Appellants contend that under the pleadings they were entitled to a full and express finding as to whether they suffered damage. We do not agree with appellants for the reason that appellants have eliminated from this action the question as to what damages they actually suffered, if any. As hereinabove stated, the trial court found, in substance, that there was some noise and dust from the plant, but not sufficient to interfere with rest or peace of mind of persons of normal health, condition and sensibilities and with reference to the appellants' real property specifically found ‘that plaintiffs' said real property has not depreciated materially, if at all, in rental or sale value or otherwise. It is true that there are numerous residences in the vicinity of defendants' plant, but it is also true that both said plant and plaintiffs' home and premises are located immediately adjacent to the railroad right of way of Southern Pacific Company, and that the area in which defendants' said plant and plaintiffs' home are located is to a large extent used for commercial and business purposes and has been so used continuously for many years.’ (Italics ours.) We are of the opinion that the findings are amply sufficient on the issue of damages in so far as appellants' rights to injunctive relief are concerned.

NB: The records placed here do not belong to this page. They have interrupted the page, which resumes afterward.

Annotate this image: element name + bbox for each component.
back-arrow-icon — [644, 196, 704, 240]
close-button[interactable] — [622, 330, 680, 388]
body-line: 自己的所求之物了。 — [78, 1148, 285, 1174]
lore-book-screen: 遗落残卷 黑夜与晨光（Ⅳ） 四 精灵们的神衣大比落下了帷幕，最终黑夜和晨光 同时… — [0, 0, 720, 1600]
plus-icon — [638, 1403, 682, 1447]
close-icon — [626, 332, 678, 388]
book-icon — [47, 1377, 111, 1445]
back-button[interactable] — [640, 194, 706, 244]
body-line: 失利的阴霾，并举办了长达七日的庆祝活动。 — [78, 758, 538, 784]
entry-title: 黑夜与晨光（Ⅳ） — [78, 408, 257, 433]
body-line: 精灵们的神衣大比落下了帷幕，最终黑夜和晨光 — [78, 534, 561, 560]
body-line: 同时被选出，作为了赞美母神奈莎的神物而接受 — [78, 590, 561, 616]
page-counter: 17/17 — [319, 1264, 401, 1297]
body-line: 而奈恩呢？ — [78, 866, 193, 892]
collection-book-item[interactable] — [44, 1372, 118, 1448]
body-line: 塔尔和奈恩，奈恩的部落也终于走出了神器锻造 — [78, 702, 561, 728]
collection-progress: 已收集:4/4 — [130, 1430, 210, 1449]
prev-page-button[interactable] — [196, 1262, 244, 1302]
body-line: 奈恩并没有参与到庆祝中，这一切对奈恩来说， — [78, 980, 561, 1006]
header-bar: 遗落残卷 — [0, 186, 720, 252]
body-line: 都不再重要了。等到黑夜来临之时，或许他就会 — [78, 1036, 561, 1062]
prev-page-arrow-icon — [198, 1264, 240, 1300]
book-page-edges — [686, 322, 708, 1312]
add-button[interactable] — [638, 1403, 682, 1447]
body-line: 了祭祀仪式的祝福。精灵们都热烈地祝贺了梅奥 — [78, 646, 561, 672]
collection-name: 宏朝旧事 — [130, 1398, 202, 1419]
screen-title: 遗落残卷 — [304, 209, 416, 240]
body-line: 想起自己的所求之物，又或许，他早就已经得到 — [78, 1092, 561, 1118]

The following excerpt taken from the case of Frost v. City of Los Angeles, 181 Cal. 22, 31–32, 183 P. 342, 346, 6 A.L.R. 468, is applicable to the instant case:

‘* * * ‘When an injunction to restrain a nuisance will produce great public or private mischief, a court of equity is not bound to grant it merely for the purpose of protecting a technical unsubstantial right.’ 2 Beach on Injunctions, § 1067. ‘The court may properly be guided by the consideration of the relative convenience of the parties; and if it appears that the benefit resulting to the plaintiff from the granting of the writ will be slight as compared to the injury to the defendant, the relief may be denied, and the plaintiff left to the pursuit of his remedy at law.’ [Citing cases.]'

The trial court having found that there was some noise and dust from the plant, but not sufficient to interfere with rest or peace of mind of persons of normal health, condition and sensibilities, and that appellants' real property has not depreciated materially, if at all, in rental or sale value or otherwise it is obvious that any benefit resulting to the appellants from the granting of the writ would be slight as compared to the injury to the respondents. Consequently, appellants should be left to pursuit of their remedy at law. Further, as stated by the Supreme Court in the case of Anderson v. Souza, 38 Cal.2d 825, 843–844, 243 P.2d 497, 509:

‘* * * ‘Contiguous property owners must to a reasonable degree yield their desired privacy to the general welfare which is contributed to by the operation of legitimate business. Were it not so, railroads could not operate near residences, and factories could not be established without the necessity of purchasing prohibitively large areas of property. That reasonable inconvenience must be suffered by owners whose holdings are contiguous to commercial enterprises is too well decided to require citation of authorities.’'

The judgments are affirmed.

WARNE, Justice pro tem.

VAN DYKE, P. J., and PEEK, J., concur.